IL SALE DELLA TERRA E LA LUCE DEL MONDO (5, 13-16)

 

La funzione dei discepoli è illustrata dalle metafore casalinghe del sale in quanto condimento e dell’unica lampada che illuminava la casa di una sola stanza del contadino palestinese.

Nella spiegazione, le due immagini (5,16) vengono riferite alle “opere buone” dei discepoli. Vivendo secondo l’insegnamento di Gesù, gli uomini manifesteranno la bontà del “loro padre che è nei cieli”. Questo probabilmente è il senso originale delle immagini.

 

Nel testo di Mt la metafora è ampliata con la possibilità della perdita del sapore del sale e dell’occultamento della lampada sotto il moggio; chi non attuerà l’ideale di vita dei vangeli sarà ripudiato.

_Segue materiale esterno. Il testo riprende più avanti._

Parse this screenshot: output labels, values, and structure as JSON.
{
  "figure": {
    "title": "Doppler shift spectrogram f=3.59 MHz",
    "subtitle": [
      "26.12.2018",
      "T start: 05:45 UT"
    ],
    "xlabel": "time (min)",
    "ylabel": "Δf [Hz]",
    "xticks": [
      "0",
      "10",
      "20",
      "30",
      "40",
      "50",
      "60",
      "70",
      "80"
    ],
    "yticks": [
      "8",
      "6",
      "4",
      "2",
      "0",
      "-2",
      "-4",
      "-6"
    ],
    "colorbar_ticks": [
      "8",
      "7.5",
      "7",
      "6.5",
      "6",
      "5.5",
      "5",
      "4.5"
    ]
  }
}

La similitudine analoga della città posta sul monte, che non è spiegata, sembra sia un detto sapienziale popolare intrufolatosi nel contesto.

 

Nella cornice del discorso questi detti servono da introduzione al lungo brano successivo, in esso i discepoli vengono istruiti sul modo in cui essi possono diventare il sale della terra e la luce del mondo, e viene loro spiegato quali sono le opere buone attraverso le quali Dio è glorificato.